The frivolous, rushing, material world that dismayed the men of faith was returning. Yet ten days before the Garter feast, a work of eloquent gravity, in all senses, appeared in the bookshops.
Paradise Lost
passed the censor with hardly a whisper of protest. It was published by Samuel Simmons, the nephew of Milton’s old friend and publisher, next door to the Golden Lion at Aldersgate, where the poet had lived during the early days of the Civil War. (Milton was paid £5 when he signed the contract, and another £5 when the first print run of thirteen hundred copies was sold.) Like the note of a great organ, heard faintly at first, his epic slowly found its readers. His former colleague Marvell wrote a sober, moving tribute and before Milton’s death in 1674, Dryden approached him for permission to turn his poem into an opera for the stage, an impossible project. Charles took note. Around this time, according to Betty Milton, her husband ‘was applied to by message from the King, and invited to write for the Court, but his answer was, that such behaviour would be very inconsistent with his former conduct, for he had never yet employed his pen against his conscience’.
28

In his earlier prose Milton had written with eloquent power of the virtues of the republic, the right to freedom of speech, the need for easier divorce. In his epic he turned to battles in Heaven and joys in Eden, to the Fall, and the promise of redemption from a corrupt world. But if the Good Old Cause and the rule of the saints were behind him, they were not forgotten. His poem was a cry to the nation to defy tyranny and to reject corruption and luxury. Moreover the fallen world that the Archangel Michael shows to Adam and Eve could appear a direct criticism of Charles II’s court:

The brazen Throat of war had ceast to roar,

All now was turn’d to jollitie and game,

To luxurie and riot, feast and dance,

Marrying or prostituting, as befell,

Rape or Adulterie, wher passing fair

Allurd them; then from Cups to civil Broiles.
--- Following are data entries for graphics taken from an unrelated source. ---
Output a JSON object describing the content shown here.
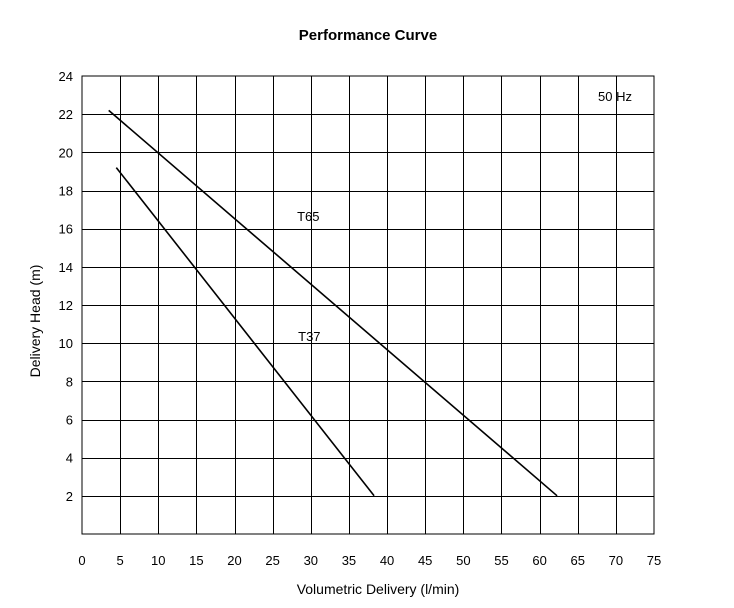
{
  "chart_data": {
    "type": "line",
    "title": "Performance Curve",
    "xlabel": "Volumetric Delivery (l/min)",
    "ylabel": "Delivery Head (m)",
    "xlim": [
      0,
      75
    ],
    "ylim": [
      0,
      24
    ],
    "x_ticks": [
      0,
      5,
      10,
      15,
      20,
      25,
      30,
      35,
      40,
      45,
      50,
      55,
      60,
      65,
      70,
      75
    ],
    "y_ticks": [
      2,
      4,
      6,
      8,
      10,
      12,
      14,
      16,
      18,
      20,
      22,
      24
    ],
    "grid": true,
    "annotation": "50 Hz",
    "series": [
      {
        "name": "T65",
        "points": [
          [
            3.5,
            22.2
          ],
          [
            62.3,
            2.0
          ]
        ]
      },
      {
        "name": "T37",
        "points": [
          [
            4.5,
            19.2
          ],
          [
            38.3,
            2.0
          ]
        ]
      }
    ]
  }
}
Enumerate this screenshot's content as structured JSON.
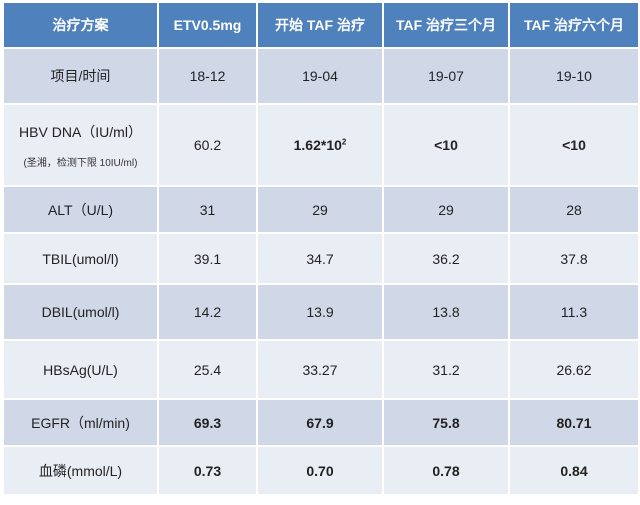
{
  "header": [
    "治疗方案",
    "ETV0.5mg",
    "开始 TAF 治疗",
    "TAF 治疗三个月",
    "TAF 治疗六个月"
  ],
  "rows": [
    {
      "label": "项目/时间",
      "values": [
        "18-12",
        "19-04",
        "19-07",
        "19-10"
      ]
    },
    {
      "label": "HBV DNA（IU/ml）",
      "note": "(圣湘，检测下限 10IU/ml)",
      "values": [
        "60.2",
        "1.62*10",
        "<10",
        "<10"
      ],
      "exponent": "2"
    },
    {
      "label": "ALT（U/L)",
      "values": [
        "31",
        "29",
        "29",
        "28"
      ]
    },
    {
      "label": "TBIL(umol/l)",
      "values": [
        "39.1",
        "34.7",
        "36.2",
        "37.8"
      ]
    },
    {
      "label": "DBIL(umol/l)",
      "values": [
        "14.2",
        "13.9",
        "13.8",
        "11.3"
      ]
    },
    {
      "label": "HBsAg(U/L)",
      "values": [
        "25.4",
        "33.27",
        "31.2",
        "26.62"
      ]
    },
    {
      "label": "EGFR（ml/min)",
      "values": [
        "69.3",
        "67.9",
        "75.8",
        "80.71"
      ]
    },
    {
      "label": "血磷(mmol/L)",
      "values": [
        "0.73",
        "0.70",
        "0.78",
        "0.84"
      ]
    }
  ]
}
Driven from Eden by their own sin, banished by the angel’s flaming sword, Milton’s fallen couple enter a world where the future is all uncertain. But they still have the power to choose their way ‘with Providence their guide’.

Charles rejected the guidance of Providence, and thought he could make his own luck. But this proved hard. It seemed a dark hour, yet in this space of winter and spring, between the Fire and the warmer days when the fleets might set out again and threaten war, a powerful sense of life revived flowed through his capital. Its clashing voices were full of energy, from Wren’s grand plans to Margaret Cavendish’s ambitious imaginings, from the experiments of the Royal Society to the sonorous, severe yet lyrical visions of Milton. These too, like the tributaries that flowed into the Thames, mixing their streams and blending at last with the sea, were part of the currents and counter-currents of Charles’s first decade.